The man leading the team in batting average and stolen bases, Starling Marte, and the qualified team leader in RBIs and slugging percentage, Gregory Polanco, are making less than $4 million combined this season. Four men beside McCutchen have double-digit home runs this season: Polanco, Jung Ho Kang, Sean Rodriguez and David Freese. None of them will earn more than $3 million apiece.

To top it off, this team’s offense has been better in the first half than last year’s by a significant margin. They’re hitting for a higher average, getting on base more, slugging better, hitting more home runs and scoring more runs. But it’s not just about the production. The Pirates have had an unsuspected conglomerate delivering MVP-type moments at various times.

Freese paced the offense with a .379/.455/.724 slash line during the team’s last road trip when they won seven in a row in Seattle, Oakland and St. Louis. In the same recent 15-game stretch where McCutchen has hit .288 with four homeruns and 10 driven in, Rodriguez has hit .303 with four dingers of his own and 14 RBI, not to mention homering in each of his last four starts (including all three games of the first-half finale against the Cubs). Matt Joyce has hit eight home runs so far, one every 16 at-bats, and his on-base and slugging percentage would be among the league’s best if he qualified with enough plate appearances.

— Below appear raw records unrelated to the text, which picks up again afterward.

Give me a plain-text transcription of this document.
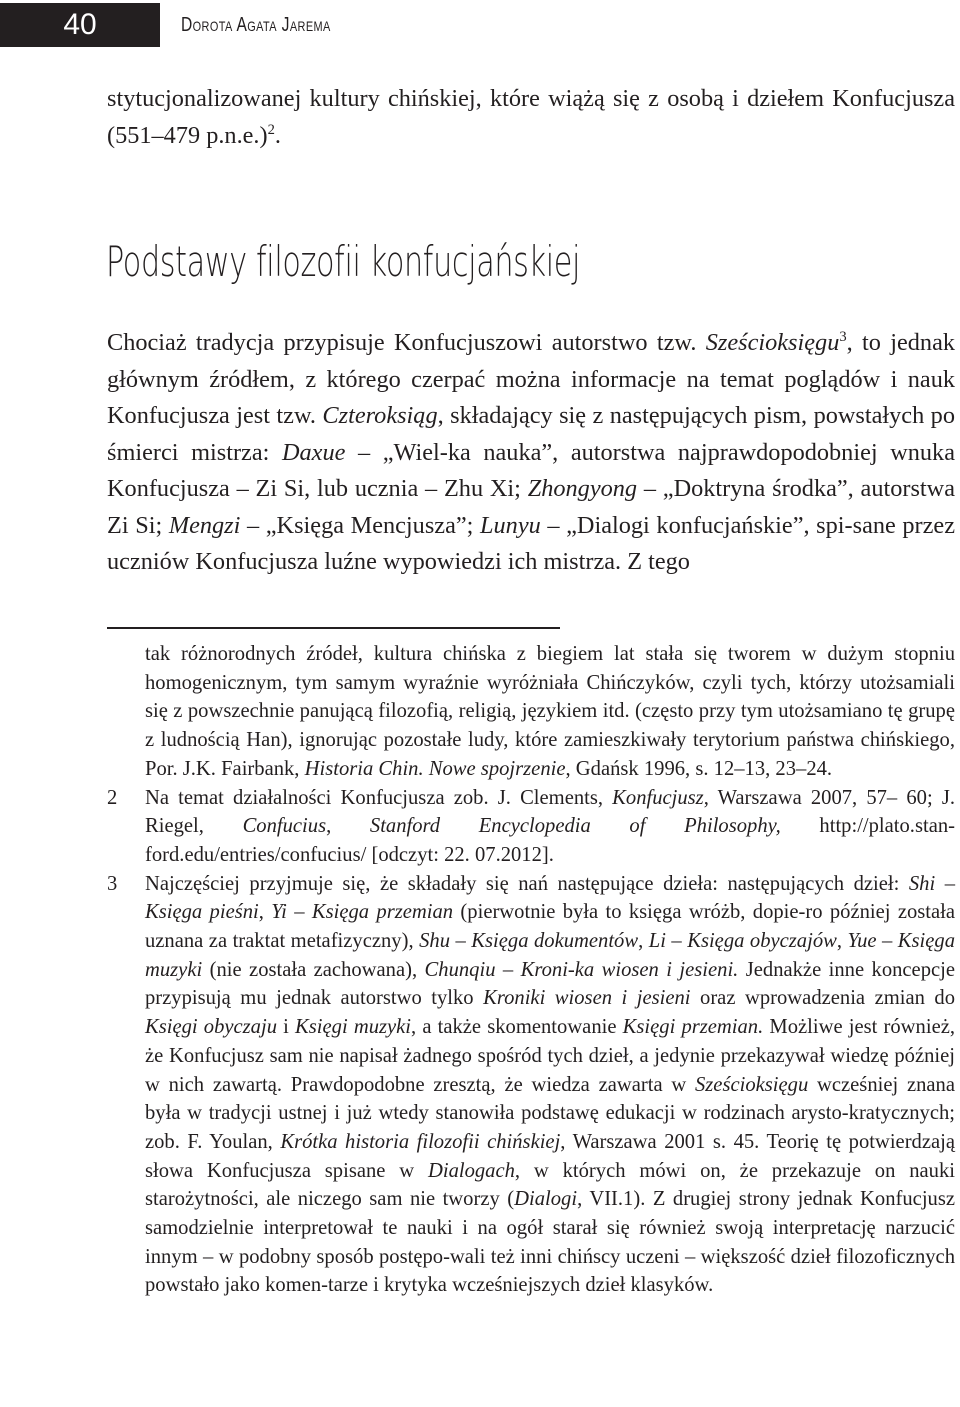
40	Dorota Agata Jarema
stytucjonalizowanej kultury chińskiej, które wiążą się z osobą i dziełem Konfucjusza (551–479 p.n.e.)$^2$.
Podstawy filozofii konfucjańskiej
Chociaż tradycja przypisuje Konfucjuszowi autorstwo tzw. Sześcioksięgu$^3$, to jednak głównym źródłem, z którego czerpać można informacje na temat poglądów i nauk Konfucjusza jest tzw. Czteroksiąg, składający się z następujących pism, powstałych po śmierci mistrza: Daxue – „Wiel-ka nauka”, autorstwa najprawdopodobniej wnuka Konfucjusza – Zi Si, lub ucznia – Zhu Xi; Zhongyong – „Doktryna środka”, autorstwa Zi Si; Mengzi – „Księga Mencjusza”; Lunyu – „Dialogi konfucjańskie”, spi-sane przez uczniów Konfucjusza luźne wypowiedzi ich mistrza. Z tego
tak różnorodnych źródeł, kultura chińska z biegiem lat stała się tworem w dużym stopniu homogenicznym, tym samym wyraźnie wyróżniała Chińczyków, czyli tych, którzy utożsamiali się z powszechnie panującą filozofią, religią, językiem itd. (często przy tym utożsamiano tę grupę z ludnością Han), ignorując pozostałe ludy, które zamieszkiwały terytorium państwa chińskiego, Por. J.K. Fairbank, Historia Chin. Nowe spojrzenie, Gdańsk 1996, s. 12–13, 23–24.
2	Na temat działalności Konfucjusza zob. J. Clements, Konfucjusz, Warszawa 2007, 57– 60; J. Riegel, Confucius, Stanford Encyclopedia of Philosophy, http://plato.stan-ford.edu/entries/confucius/ [odczyt: 22. 07.2012].
3	Najczęściej przyjmuje się, że składały się nań następujące dzieła: następujących dzieł: Shi – Księga pieśni, Yi – Księga przemian (pierwotnie była to księga wróżb, dopie-ro później została uznana za traktat metafizyczny), Shu – Księga dokumentów, Li – Księga obyczajów, Yue – Księga muzyki (nie została zachowana), Chunqiu – Kroni-ka wiosen i jesieni. Jednakże inne koncepcje przypisują mu jednak autorstwo tylko Kroniki wiosen i jesieni oraz wprowadzenia zmian do Księgi obyczaju i Księgi muzyki, a także skomentowanie Księgi przemian. Możliwe jest również, że Konfucjusz sam nie napisał żadnego spośród tych dzieł, a jedynie przekazywał wiedzę później w nich zawartą. Prawdopodobne zresztą, że wiedza zawarta w Sześcioksięgu wcześniej znana była w tradycji ustnej i już wtedy stanowiła podstawę edukacji w rodzinach arysto-kratycznych; zob. F. Youlan, Krótka historia filozofii chińskiej, Warszawa 2001 s. 45. Teorię tę potwierdzają słowa Konfucjusza spisane w Dialogach, w których mówi on, że przekazuje on nauki starożytności, ale niczego sam nie tworzy (Dialogi, VII.1). Z drugiej strony jednak Konfucjusz samodzielnie interpretował te nauki i na ogół starał się również swoją interpretację narzucić innym – w podobny sposób postępo-wali też inni chińscy uczeni – większość dzieł filozoficznych powstało jako komen-tarze i krytyka wcześniejszych dzieł klasyków.
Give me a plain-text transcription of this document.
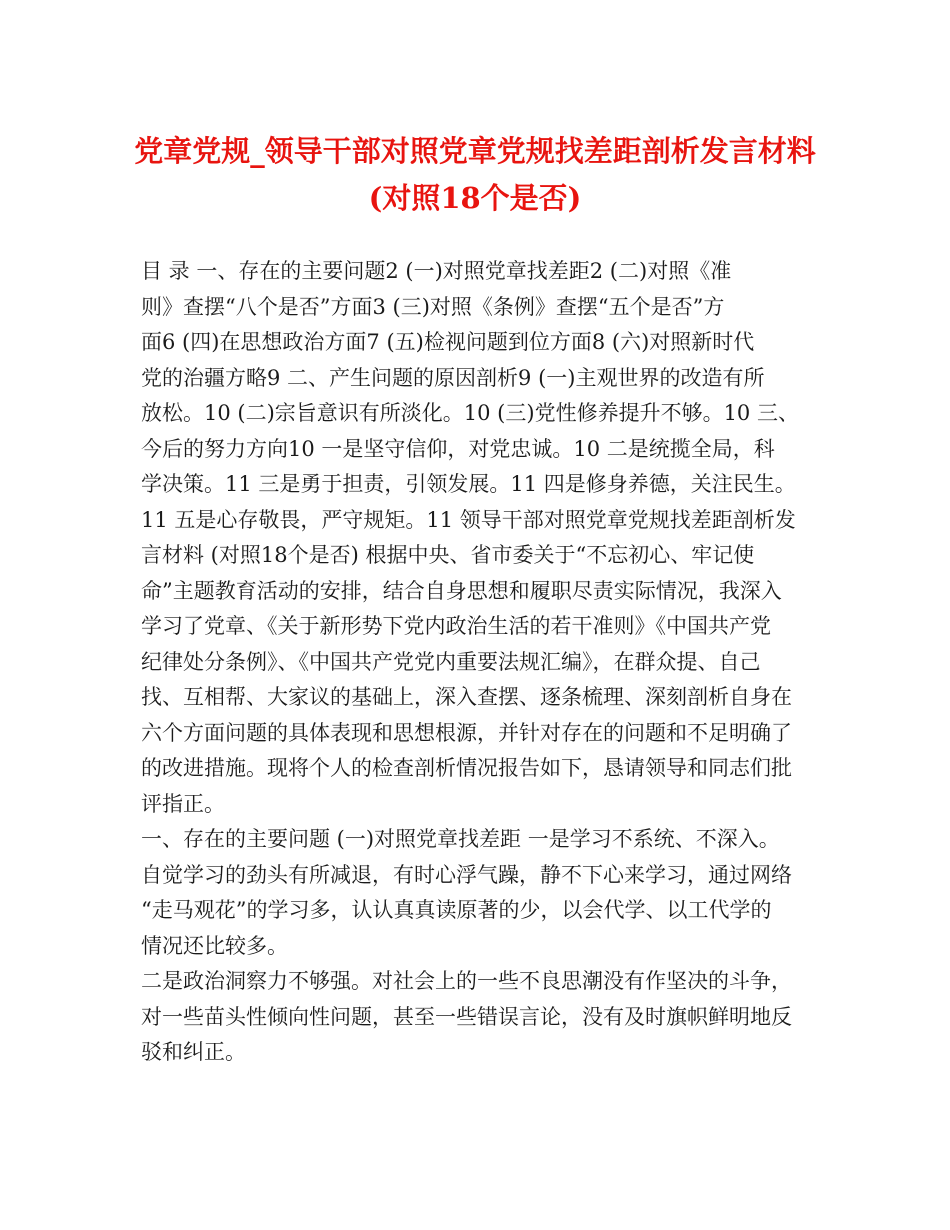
党章党规_领导干部对照党章党规找差距剖析发言材料
(对照18个是否)
目 录 一、存在的主要问题2 (一)对照党章找差距2 (二)对照《准
则》查摆“八个是否”方面3 (三)对照《条例》查摆“五个是否”方
面6 (四)在思想政治方面7 (五)检视问题到位方面8 (六)对照新时代
党的治疆方略9 二、产生问题的原因剖析9 (一)主观世界的改造有所
放松。10 (二)宗旨意识有所淡化。10 (三)党性修养提升不够。10 三、
今后的努力方向10 一是坚守信仰，对党忠诚。10 二是统揽全局，科
学决策。11 三是勇于担责，引领发展。11 四是修身养德，关注民生。
11 五是心存敬畏，严守规矩。11 领导干部对照党章党规找差距剖析发
言材料 (对照18个是否) 根据中央、省市委关于“不忘初心、牢记使
命”主题教育活动的安排，结合自身思想和履职尽责实际情况，我深入
学习了党章、《关于新形势下党内政治生活的若干准则》《中国共产党
纪律处分条例》、《中国共产党党内重要法规汇编》，在群众提、自己
找、互相帮、大家议的基础上，深入查摆、逐条梳理、深刻剖析自身在
六个方面问题的具体表现和思想根源，并针对存在的问题和不足明确了
的改进措施。现将个人的检查剖析情况报告如下，恳请领导和同志们批
评指正。
一、存在的主要问题 (一)对照党章找差距 一是学习不系统、不深入。
自觉学习的劲头有所减退，有时心浮气躁，静不下心来学习，通过网络
“走马观花”的学习多，认认真真读原著的少，以会代学、以工代学的
情况还比较多。
二是政治洞察力不够强。对社会上的一些不良思潮没有作坚决的斗争，
对一些苗头性倾向性问题，甚至一些错误言论，没有及时旗帜鲜明地反
驳和纠正。
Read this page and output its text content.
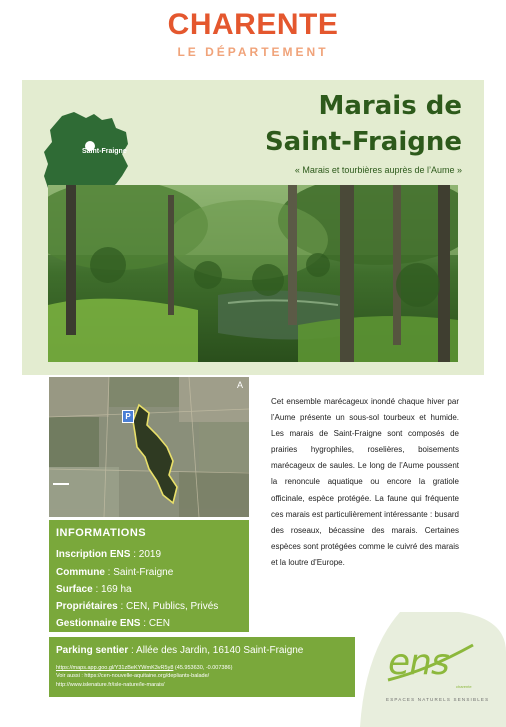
CHARENTE
LE DÉPARTEMENT
Saint-Fraigne
Marais de
Saint-Fraigne
« Marais et tourbières auprès de l’Aume »
P
A
INFORMATIONS
Inscription ENS : 2019
Commune : Saint-Fraigne
Surface : 169 ha
Propriétaires : CEN, Publics, Privés
Gestionnaire ENS : CEN
Cet ensemble marécageux inondé chaque hiver par l’Aume présente un sous-sol tourbeux et humide. Les marais de Saint-Fraigne sont composés de prairies hygrophiles, roselières, boisements marécageux de saules. Le long de l’Aume poussent la renoncule aquatique ou encore la gratiole officinale, espèce protégée. La faune qui fréquente ces marais est particulièrement intéressante : busard des roseaux, bécassine des marais. Certaines espèces sont protégées comme le cuivré des marais et la loutre d’Europe.
Parking sentier : Allée des Jardin, 16140 Saint-Fraigne
https://maps.app.goo.gl/Y31zBeKYWmK3vR5y8 (45.953630, -0.007386)
Voir aussi : https://cen-nouvelle-aquitaine.org/depliants-balade/
http://www.islenature.fr/isle-nature/le-marais/
ens
charente
ESPACES NATURELS SENSIBLES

Jeff Locke delivered three of the rotation’s best individual pitching performances when he tossed a three-hit shutout in Miami on May 30, out-dueled Madison Bumgarner with 6.2 scoreless innings on June 20 and held the Dodgers to one run in seven innings on June 25, one of the three wins in four games against L.A. that sparked the 12-4 surge in the past two weeks.

The injuries to Francisco Cervelli and Chris Stewart at catcher opened the door for Erik Kratz to hit the solo homer that sunk Bumgarner that night in late June against San Francisco, and for waiver claim Eric Fryer, who has hit .400 and driven in five runs in only six games. The two have also combined to throw out four of the 10 runners who have tried to steal against them.

And what of the eight rookies who have made Major League debuts this season when called up from Indianapolis — Jameson Taillon’s near no-hitter in New York against the Mets; Adam Frazier’s pair of extra base hits to help beat Oakland on the road; Chad Kuhl’s tagging of Justin Turner at home plate after a wild pitch to keep ahead of the Dodgers and, in turn, beat Clayton Kershaw; Steven Brault’s strong four innings during a win in St. Louis; and Josh Bell’s electric first weekend in Pittsburgh — to name a few?

Picking one player as the Pirates’ first-half MVP would be easy, but recognizing this team has more than a dozen men who have provided big-time moments along the way would be more fitting.

And if the Pirates do indeed follow their big money players in the second half to another playoff berth, it will have been made possible because of the unsung heroes who did the heavy lifting in the first.